Cuando me aproximo, huelo a gasolina diésel y a agua encharcada sobre la tierra reseca. No a agua del grifo como la que cogemos Vica y yo de la gasolinera dos veces a la semana. A agua sucia. Agua de lavar los platos o la ropa, agua en la que han lavado hombres, no mujeres —sí, con mi olfato, distingo la diferencia—. Que Dios me ayude. Muchas cosas pueden explicar el olor a agua. Es el olor a gasolina lo que me asusta.

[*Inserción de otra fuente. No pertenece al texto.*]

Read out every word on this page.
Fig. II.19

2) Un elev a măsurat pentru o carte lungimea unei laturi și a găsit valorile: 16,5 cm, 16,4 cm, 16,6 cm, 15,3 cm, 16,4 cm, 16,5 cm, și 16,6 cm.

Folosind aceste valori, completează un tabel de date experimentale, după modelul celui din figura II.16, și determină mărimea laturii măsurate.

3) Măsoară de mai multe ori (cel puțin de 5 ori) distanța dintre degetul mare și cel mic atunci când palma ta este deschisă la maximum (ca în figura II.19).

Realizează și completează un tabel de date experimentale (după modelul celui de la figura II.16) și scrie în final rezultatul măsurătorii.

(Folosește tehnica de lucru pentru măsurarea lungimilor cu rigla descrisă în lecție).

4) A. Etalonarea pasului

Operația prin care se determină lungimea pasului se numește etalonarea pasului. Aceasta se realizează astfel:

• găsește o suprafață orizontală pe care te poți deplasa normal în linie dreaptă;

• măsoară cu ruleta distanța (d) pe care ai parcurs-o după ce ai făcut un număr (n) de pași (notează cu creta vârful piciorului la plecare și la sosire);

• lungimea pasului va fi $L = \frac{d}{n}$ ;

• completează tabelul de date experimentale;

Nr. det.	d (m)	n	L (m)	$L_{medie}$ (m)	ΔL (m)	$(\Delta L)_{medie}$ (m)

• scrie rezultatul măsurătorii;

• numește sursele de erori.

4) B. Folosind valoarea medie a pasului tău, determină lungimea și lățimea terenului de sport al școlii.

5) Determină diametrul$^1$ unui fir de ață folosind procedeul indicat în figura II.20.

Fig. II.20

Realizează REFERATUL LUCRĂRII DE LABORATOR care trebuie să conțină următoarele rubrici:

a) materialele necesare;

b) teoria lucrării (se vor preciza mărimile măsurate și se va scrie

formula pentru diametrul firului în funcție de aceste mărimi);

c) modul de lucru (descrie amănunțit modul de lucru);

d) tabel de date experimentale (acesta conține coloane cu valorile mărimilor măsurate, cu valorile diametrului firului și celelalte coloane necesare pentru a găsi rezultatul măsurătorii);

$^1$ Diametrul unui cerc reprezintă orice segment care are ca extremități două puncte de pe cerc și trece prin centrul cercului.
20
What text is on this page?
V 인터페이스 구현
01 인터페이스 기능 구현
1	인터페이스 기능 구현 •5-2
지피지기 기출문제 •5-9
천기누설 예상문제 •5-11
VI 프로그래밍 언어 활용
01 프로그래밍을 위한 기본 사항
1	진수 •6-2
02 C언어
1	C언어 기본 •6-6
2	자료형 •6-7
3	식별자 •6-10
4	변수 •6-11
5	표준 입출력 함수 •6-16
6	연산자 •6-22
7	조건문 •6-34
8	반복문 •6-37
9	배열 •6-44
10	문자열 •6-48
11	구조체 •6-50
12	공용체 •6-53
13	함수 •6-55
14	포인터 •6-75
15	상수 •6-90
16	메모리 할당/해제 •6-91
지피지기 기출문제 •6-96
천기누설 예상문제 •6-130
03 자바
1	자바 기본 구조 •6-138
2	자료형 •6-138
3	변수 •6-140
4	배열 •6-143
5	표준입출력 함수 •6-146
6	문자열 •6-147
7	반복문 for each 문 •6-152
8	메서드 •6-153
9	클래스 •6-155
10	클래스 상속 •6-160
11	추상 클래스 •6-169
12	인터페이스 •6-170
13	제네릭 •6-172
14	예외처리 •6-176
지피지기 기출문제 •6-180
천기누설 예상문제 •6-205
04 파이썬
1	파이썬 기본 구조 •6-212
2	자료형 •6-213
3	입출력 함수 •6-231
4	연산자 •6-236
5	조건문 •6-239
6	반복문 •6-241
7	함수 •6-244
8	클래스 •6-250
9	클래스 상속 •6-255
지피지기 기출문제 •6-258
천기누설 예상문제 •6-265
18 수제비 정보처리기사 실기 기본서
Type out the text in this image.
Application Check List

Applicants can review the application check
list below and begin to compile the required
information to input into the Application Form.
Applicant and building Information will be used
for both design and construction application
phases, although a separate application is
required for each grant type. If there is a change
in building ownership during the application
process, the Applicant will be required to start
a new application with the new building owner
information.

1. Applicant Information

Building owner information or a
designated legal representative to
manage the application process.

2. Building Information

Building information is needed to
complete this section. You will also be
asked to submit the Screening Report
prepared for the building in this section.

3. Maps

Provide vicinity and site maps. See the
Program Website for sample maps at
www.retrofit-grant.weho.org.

La teoría de Giambattista, me explicó Vico muchas veces, era que todas las civilizaciones de este mundo pasan por cuatro etapas; cuatro etapas muy largas. La primera es la Era de los Dioses, cuando todo es nuevo y todo es posible, incluso lo peor. Luego viene la Era de los Héroes, cuando Helena se puso a joder la marrana en Troya, y los griegos descubrieron la tragedia. Tras lo cual llega la Era de los Hombres, que es el tiempo de la política y de los sacrificios —no ya a los dioses, sino por la justicia humana—. Y finalmente llega la Era de los Perros. Tras la cual, dice mi Vico con su voz de terciopelo, el ciclo volverá a empezar. I ricorsi! I ricorsi! Tal vez se lo ha inventado todo.

Corro más, confuso por un miedo inexplicable, y me paro junto al Pilón. Veo luces al otro lado de la charca que se reflejan en la superficie oleosa del agua. La orilla opuesta de la pequeña charca parece tan recta como el cañón de una pluma en la que las sedosas barbas de un lado son simétricas en relación a las del otro, y entre las barbas, deslumbrándote a un lado y al otro, las mismas jodidas luces. Se me seca el gaznate donde se junta con la nariz. No debería haber luces ahí a estas horas. El abrigo se cierra temprano. Como mucho se vería la luz parpadeante de la linterna de alguno de ellos que ha salido a cagar, o la luz del candil de petróleo de Jack, el Barón, al otro lado de su ventana, porque padece de insomnio y por la noche, cuando no está cosiendo una nueva chaqueta, rellena los boletos de lotería. Y lo que estoy viendo, espantado, son faros de automóvil. Seis por lo menos.